My husband Jeff and I have shared the dream of owning a farm almost since the day we met, nearly 31 years ago. When we would talk about our future farm and what it would be like, we described it pretty much like most people would describe a farm. Big house, barns, fences, storage silos, endless fields where large tractors are used to plant, cultivate and harvest vast expanses of corn and hay. So it’s a bit curious that the land we purchased looks nothing like that.
Our “farm” is not a traditional farm at all and is really not at all like the dream as we had envisioned it, however it’s so, so much more. It is wooded wetlands – swamp – consisting of approximately 100 acres of forest, 4 cleared acres and a 4 acre pond. There were no buildings, no fences and no vast fields waiting to be planted but it really didn’t seem to matter. It spoke to us just as it was. We were enchanted by it. No, it didn’t fit the picture we had painted of our dream but we felt called to live, to be and to explore … right here.
The two and a half year process of purchasing the land was a challenge that also brought many unexpected gifts. We discovered that the rules, regulations and criteria we had to meet to build a home here were, at their core, about protecting the resource value of the land. We were exposed to new terms in relation to describing and defining our land. Some examples are; transition area, habitat, nesting area, endangered, threatened, ordinary resource value vs. exceptional resource value, upland, wetland, and riparian.
What all that means is that our land is defined as a portion of a larger area of wetland or swampland which acts as a filter for the water running through it. It’s a transition area; a buffer between the higher land elevations and the point where land ends and water begins. It is home to native plant species such as various grasses, rushes and sedges, milkweed, several species of aster, fern, orchid, mints, mosses, and various trees and shrubs. This combination of greenery provides habitat for wildlife including bear, deer, fox, coyote, beaver, raccoon, rabbits, squirrels, eagles, hawks, owls, vultures, hummingbirds, turtles, frogs and snakes, serves as a stopping point for migratory birds and as a pollen and nectar source for important insect pollinators such as native bees, butterflies and honey bees.

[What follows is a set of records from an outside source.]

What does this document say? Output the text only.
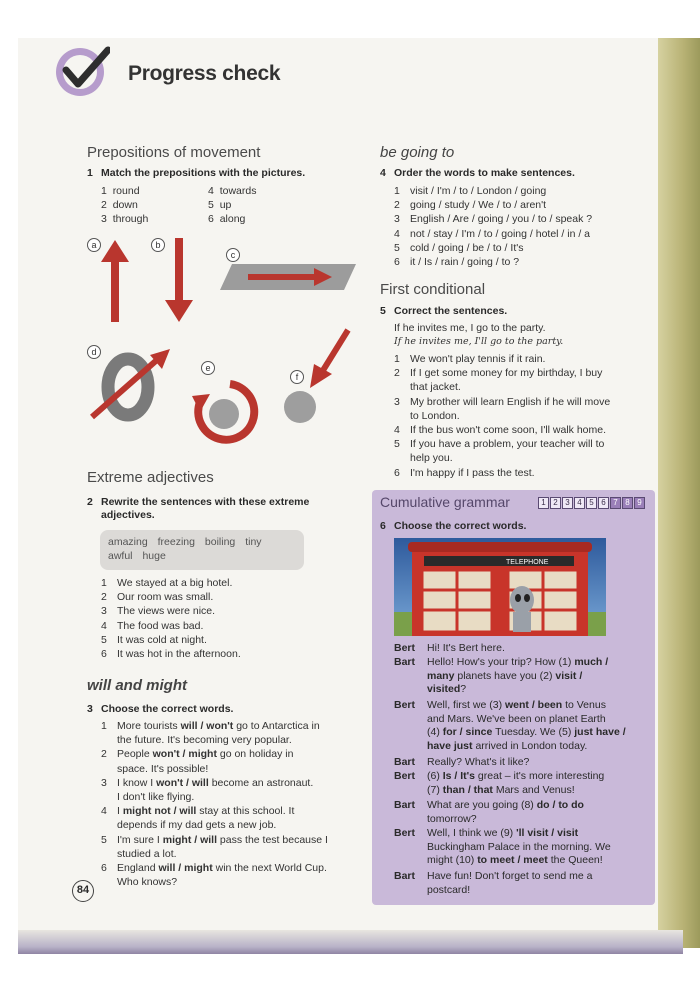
Progress check
Prepositions of movement
1 Match the prepositions with the pictures.
1 round
2 down
3 through
4 towards
5 up
6 along
a	b
c
d
e
f
Extreme adjectives
2 Rewrite the sentences with these extreme
adjectives.
amazing freezing boiling tiny
awful huge
1 We stayed at a big hotel.
2 Our room was small.
3 The views were nice.
4 The food was bad.
5 It was cold at night.
6 It was hot in the afternoon.
will and might
3 Choose the correct words.
1 More tourists will / won't go to Antarctica in
the future. It's becoming very popular.
2 People won't / might go on holiday in
space. It's possible!
3 I know I won't / will become an astronaut.
I don't like flying.
4 I might not / will stay at this school. It
depends if my dad gets a new job.
5 I'm sure I might / will pass the test because I
studied a lot.
6 England will / might win the next World Cup.
Who knows?
84
be going to
4 Order the words to make sentences.
1 visit / I'm / to / London / going
2 going / study / We / to / aren't
3 English / Are / going / you / to / speak ?
4 not / stay / I'm / to / going / hotel / in / a
5 cold / going / be / to / It's
6 it / Is / rain / going / to ?
First conditional
5 Correct the sentences.
If he invites me, I go to the party.
If he invites me, I'll go to the party.
1 We won't play tennis if it rain.
2 If I get some money for my birthday, I buy
that jacket.
3 My brother will learn English if he will move
to London.
4 If the bus won't come soon, I'll walk home.
5 If you have a problem, your teacher will to
help you.
6 I'm happy if I pass the test.
Cumulative grammar	1 2 3 4 5 6 7 8 9
6 Choose the correct words.
TELEPHONE
Bert Hi! It's Bert here.
Bart Hello! How's your trip? How (1) much /
many planets have you (2) visit /
visited?
Bert Well, first we (3) went / been to Venus
and Mars. We've been on planet Earth
(4) for / since Tuesday. We (5) just have /
have just arrived in London today.
Bart Really? What's it like?
Bert (6) Is / It's great – it's more interesting
(7) than / that Mars and Venus!
Bart What are you going (8) do / to do
tomorrow?
Bert Well, I think we (9) 'll visit / visit
Buckingham Palace in the morning. We
might (10) to meet / meet the Queen!
Bart Have fun! Don't forget to send me a
postcard!
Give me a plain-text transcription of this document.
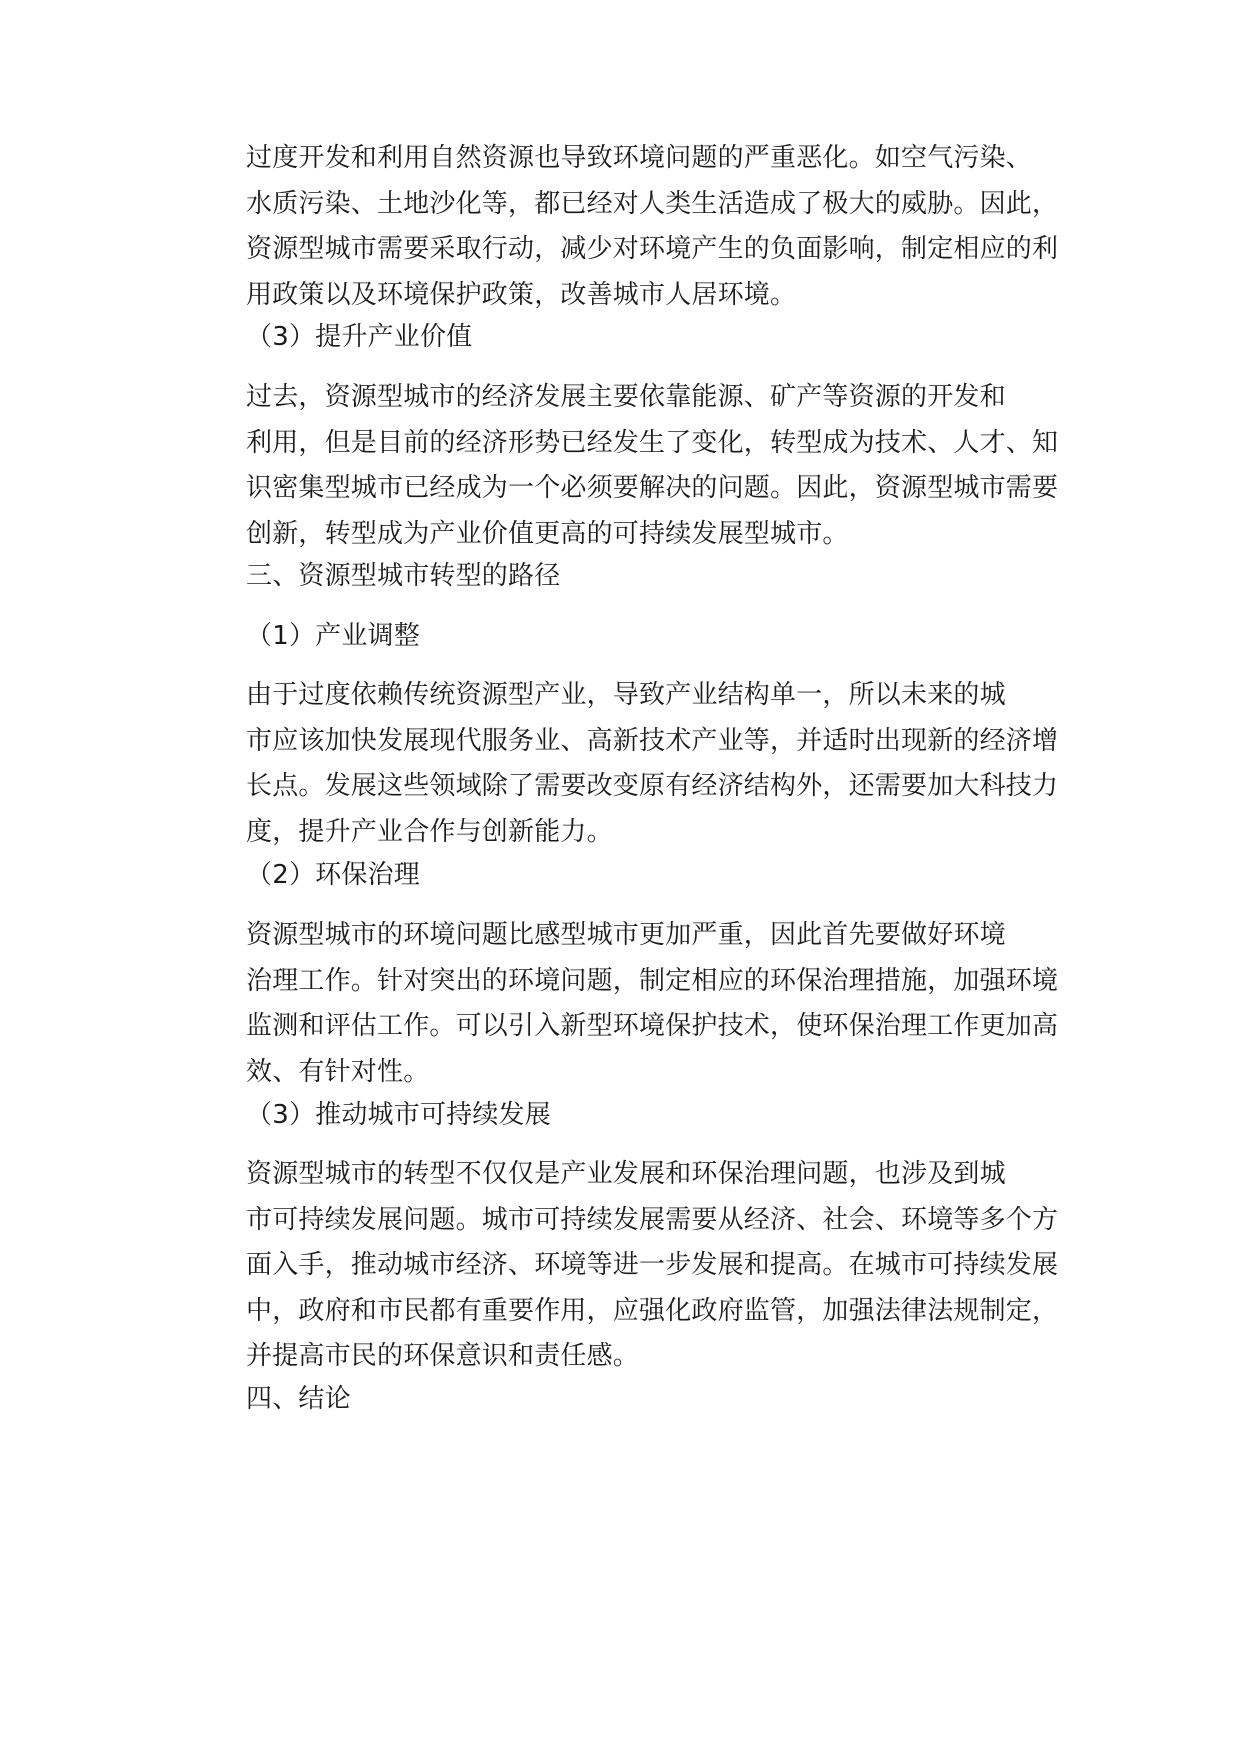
过度开发和利用自然资源也导致环境问题的严重恶化。如空气污染、
水质污染、土地沙化等，都已经对人类生活造成了极大的威胁。因此，
资源型城市需要采取行动，减少对环境产生的负面影响，制定相应的利
用政策以及环境保护政策，改善城市人居环境。
（3）提升产业价值
过去，资源型城市的经济发展主要依靠能源、矿产等资源的开发和
利用，但是目前的经济形势已经发生了变化，转型成为技术、人才、知
识密集型城市已经成为一个必须要解决的问题。因此，资源型城市需要
创新，转型成为产业价值更高的可持续发展型城市。
三、资源型城市转型的路径
（1）产业调整
由于过度依赖传统资源型产业，导致产业结构单一，所以未来的城
市应该加快发展现代服务业、高新技术产业等，并适时出现新的经济增
长点。发展这些领域除了需要改变原有经济结构外，还需要加大科技力
度，提升产业合作与创新能力。
（2）环保治理
资源型城市的环境问题比感型城市更加严重，因此首先要做好环境
治理工作。针对突出的环境问题，制定相应的环保治理措施，加强环境
监测和评估工作。可以引入新型环境保护技术，使环保治理工作更加高
效、有针对性。
（3）推动城市可持续发展
资源型城市的转型不仅仅是产业发展和环保治理问题，也涉及到城
市可持续发展问题。城市可持续发展需要从经济、社会、环境等多个方
面入手，推动城市经济、环境等进一步发展和提高。在城市可持续发展
中，政府和市民都有重要作用，应强化政府监管，加强法律法规制定，
并提高市民的环保意识和责任感。
四、结论
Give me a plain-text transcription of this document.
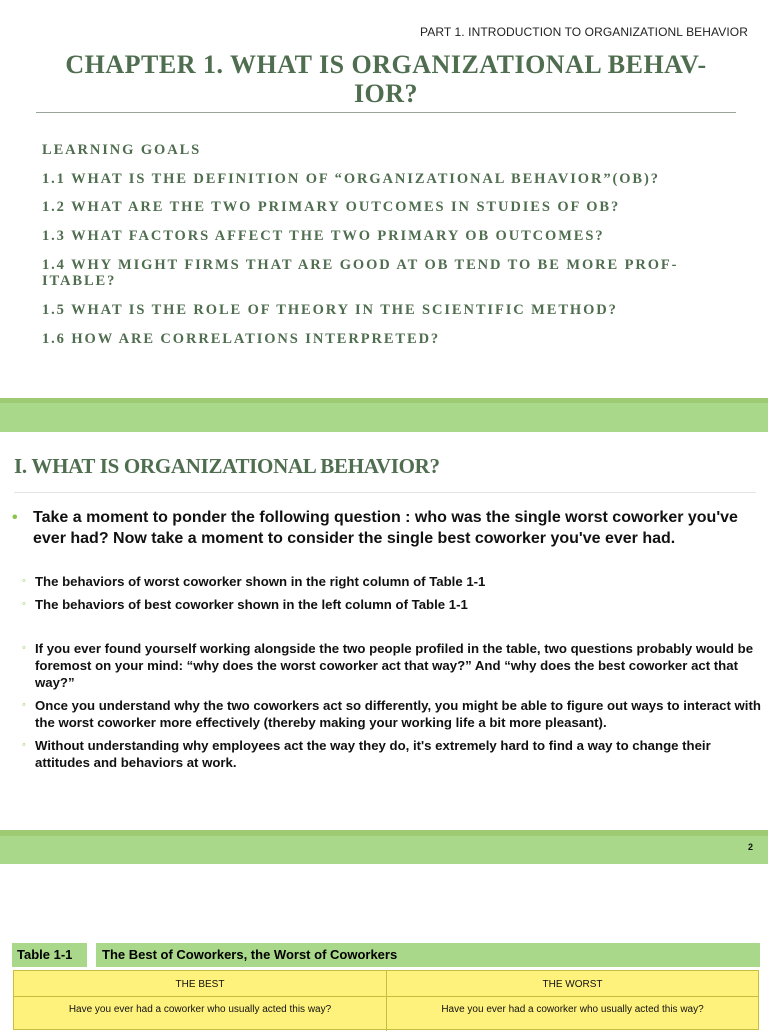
PART 1. INTRODUCTION TO ORGANIZATIONL BEHAVIOR
CHAPTER 1. WHAT IS ORGANIZATIONAL BEHAV-
IOR?
LEARNING GOALS
1.1 WHAT IS THE DEFINITION OF “ORGANIZATIONAL BEHAVIOR”(OB)?
1.2 WHAT ARE THE TWO PRIMARY OUTCOMES IN STUDIES OF OB?
1.3 WHAT FACTORS AFFECT THE TWO PRIMARY OB OUTCOMES?
1.4 WHY MIGHT FIRMS THAT ARE GOOD AT OB TEND TO BE MORE PROF-
ITABLE?
1.5 WHAT IS THE ROLE OF THEORY IN THE SCIENTIFIC METHOD?
1.6 HOW ARE CORRELATIONS INTERPRETED?
I. WHAT IS ORGANIZATIONAL BEHAVIOR?
• Take a moment to ponder the following question : who was the single worst coworker you've ever had? Now take a moment to consider the single best coworker you've ever had.
◦ The behaviors of worst coworker shown in the right column of Table 1-1
◦ The behaviors of best coworker shown in the left column of Table 1-1
◦ If you ever found yourself working alongside the two people profiled in the table, two questions probably would be foremost on your mind: “why does the worst coworker act that way?” And “why does the best coworker act that way?”
◦ Once you understand why the two coworkers act so differently, you might be able to figure out ways to interact with the worst coworker more effectively (thereby making your working life a bit more pleasant).
◦ Without understanding why employees act the way they do, it's extremely hard to find a way to change their attitudes and behaviors at work.
2
Table 1-1	The Best of Coworkers, the Worst of Coworkers
THE BEST	THE WORST
Have you ever had a coworker who usually acted this way?	Have you ever had a coworker who usually acted this way?
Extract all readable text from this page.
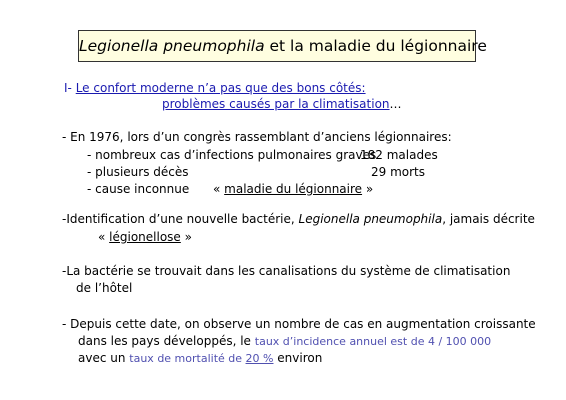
Legionella pneumophila et la maladie du légionnaire
I- Le confort moderne n’a pas que des bons côtés:
problèmes causés par la climatisation…
- En 1976, lors d’un congrès rassemblant d’anciens légionnaires:
- nombreux cas d’infections pulmonaires graves
182 malades
- plusieurs décès	29 morts
- cause inconnue « maladie du légionnaire »
-Identification d’une nouvelle bactérie, Legionella pneumophila, jamais décrite
« légionellose »
-La bactérie se trouvait dans les canalisations du système de climatisation
de l’hôtel
- Depuis cette date, on observe un nombre de cas en augmentation croissante
dans les pays développés, le taux d’incidence annuel est de 4 / 100 000
avec un taux de mortalité de 20 % environ
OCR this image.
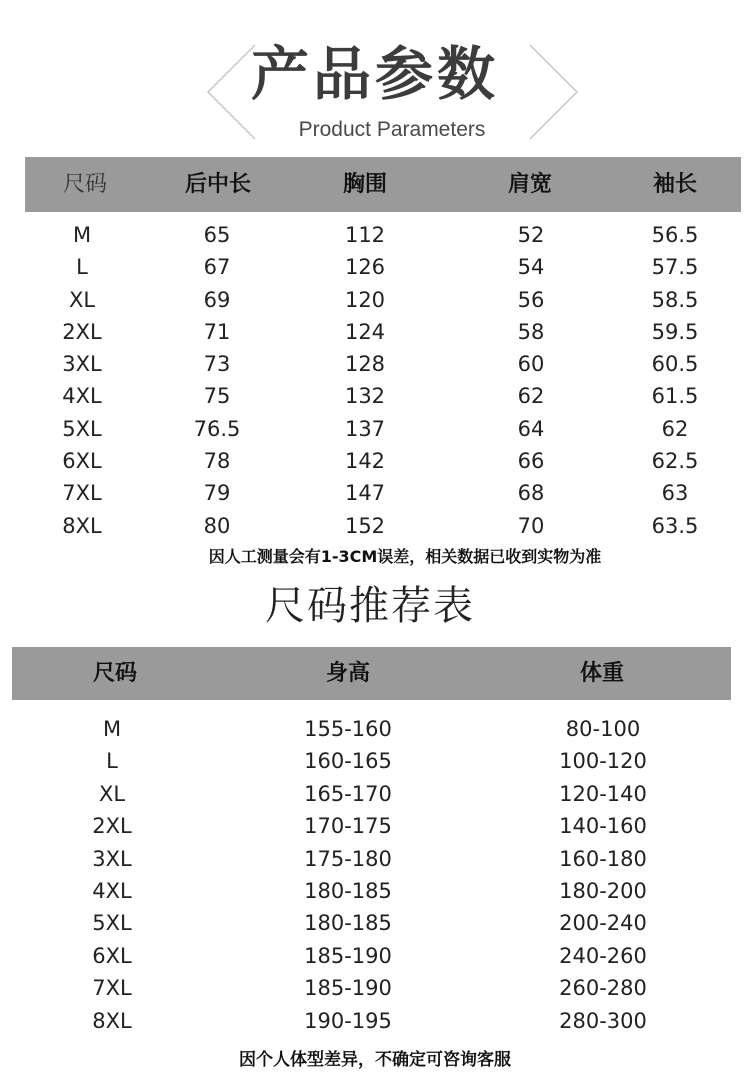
产品参数
Product Parameters
尺码	后中长	胸围	肩宽	袖长
M	65	112	52	56.5
L	67	126	54	57.5
XL	69	120	56	58.5
2XL	71	124	58	59.5
3XL	73	128	60	60.5
4XL	75	132	62	61.5
5XL	76.5	137	64	62
6XL	78	142	66	62.5
7XL	79	147	68	63
8XL	80	152	70	63.5
因人工测量会有1-3CM误差，相关数据已收到实物为准
尺码推荐表
尺码	身高	体重
M	155-160	80-100
L	160-165	100-120
XL	165-170	120-140
2XL	170-175	140-160
3XL	175-180	160-180
4XL	180-185	180-200
5XL	180-185	200-240
6XL	185-190	240-260
7XL	185-190	260-280
8XL	190-195	280-300
因个人体型差异，不确定可咨询客服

What it all means for us is that by having a dream and moving toward it we’ve landed at a place that we hadn’t anticipated. It isn’t “less than” or “better than”, it’s just different and unique. We were open to hearing and following the call. We allowed ourselves to be enchanted by the beauty of the land itself vs being locked into a dream that could only be manifested as the vision of a farm we had described for three decades. Our dream is not necessarily manifesting as we had imagined but it is already revealing itself to be so much bigger than we had ever anticipated.
In the process of moving toward the dream we’ve pretty much turned our ideas and beliefs about farming upside down. We have discovered aspects of agriculture that we weren’t aware existed before this journey. As an added bonus, integrating new beliefs about agriculture has also somehow curiously revealed things of ourselves that we had forgotten or had been out of touch with for a very long time. Aspects of ourselves that when explored or revealed become like a sort of nourishment to the manifesting of the dream. Assisting it to unfold and blossom before us, petal by petal.
We’ve been given the opportunity to turn our beliefs about ourselves upside down a bit as well. What began as a desire to survive by growing things and living off the land has been transformed into a calling to live in stewardship to the land. In this we are watching and participating, moving forward and sitting still. In some cases we are assisting it to be and in others we are letting it be. In the “doing” or “not doing” we are moving from living a life of simply surviving into a life of absolutely thriving.